For the city audience, which is so used to listening to improvised music (both Indian classical systems work on the idea of oral legacy), a presentation from the BBC Symphony Orchestra, with its delicate and organised adagios and canorous climaxes, brought a unique experience to the fore. Organised by Delhi-based cultural organisation Seher, Royal Conservatoire of Scotland, and British Council, the concert at Siri Fort auditorium on Wednesday evening had moments and movements which, for the lack of a better word, were exquisite, with fine technique and finesse. One of the two highlights of the orchestra was conductor James MacMillan who drew out some fantastic textures. We will bring up the second highlight soon. As for the subtle air of requiescence during the concert, which seemed pleasing to begin with, was broken by applause in the middle of certain movements, creaky chairs and constant opening and shutting of doors. But then the point of concert etiquette is questionable even in most traditional Indian concerts. So what overpowered even the most embarrassing yet somewhat heartwarming moment was when the orchestra played Man dole mera tan dole with the famous ‘been tune’ on violins, cellos, flutes and horn. The integrity and sincerity in the piece permeated through the audience that tirelessly applauded, sometimes too soon for comfort.
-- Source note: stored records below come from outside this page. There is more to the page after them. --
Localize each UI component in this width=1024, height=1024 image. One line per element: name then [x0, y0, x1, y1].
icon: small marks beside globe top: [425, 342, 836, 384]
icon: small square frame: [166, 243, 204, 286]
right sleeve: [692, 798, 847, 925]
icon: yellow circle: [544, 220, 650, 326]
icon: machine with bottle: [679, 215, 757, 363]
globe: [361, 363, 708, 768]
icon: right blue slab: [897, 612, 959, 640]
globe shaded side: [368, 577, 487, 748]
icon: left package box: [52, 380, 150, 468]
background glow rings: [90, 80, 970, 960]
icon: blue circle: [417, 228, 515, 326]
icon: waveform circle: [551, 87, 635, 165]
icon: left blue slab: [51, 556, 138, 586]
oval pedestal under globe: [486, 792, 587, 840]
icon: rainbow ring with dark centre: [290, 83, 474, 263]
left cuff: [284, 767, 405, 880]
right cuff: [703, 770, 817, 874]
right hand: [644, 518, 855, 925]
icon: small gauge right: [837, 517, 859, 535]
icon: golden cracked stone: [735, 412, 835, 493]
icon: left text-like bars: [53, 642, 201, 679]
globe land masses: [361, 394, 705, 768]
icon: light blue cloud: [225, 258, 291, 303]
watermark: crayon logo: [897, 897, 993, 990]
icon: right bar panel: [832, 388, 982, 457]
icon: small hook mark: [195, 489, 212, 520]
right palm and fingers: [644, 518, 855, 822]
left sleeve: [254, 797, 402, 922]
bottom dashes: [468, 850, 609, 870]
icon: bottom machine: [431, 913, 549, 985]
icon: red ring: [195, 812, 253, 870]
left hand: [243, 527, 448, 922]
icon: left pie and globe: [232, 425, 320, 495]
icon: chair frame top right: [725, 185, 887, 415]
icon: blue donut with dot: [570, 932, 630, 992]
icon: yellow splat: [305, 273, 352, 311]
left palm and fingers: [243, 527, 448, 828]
Before Man dole featured as a surprise, the 76-piece orchestra opened with German composer Mandelssohn’s The Hebrides, the luminosity of which brought out the landscapes of Scotland almost immediately. But it was Mozart’s Fifth Symphony in A-Major that had the audiences snapped to attention. The three movements of the concerto were brilliantly steered by Nicola Benedetti, the second highlight, whose clarity in notes stood out. But what was interesting about Benedetti was that she didn’t have a swagger, at least during the piece, (she did walk with one) even when she played without any support. Some rhythmic plumpness could have helped. But the melodic variations were
bang on.

But it was Tchaikovsky’s Fourth Symphony, which proved to be an eerie beauty, melancholic in parts and proved to be the most dazzling piece of all. The encore was an exuberant Scottish piece, My love is like a red red rose and gave the feeling of bagpipes being played on the strings.

The performance never became self-conscious, a death knell for most western classical performances, but was a clean and lucid demonstration of some of the finest pieces known to mankind.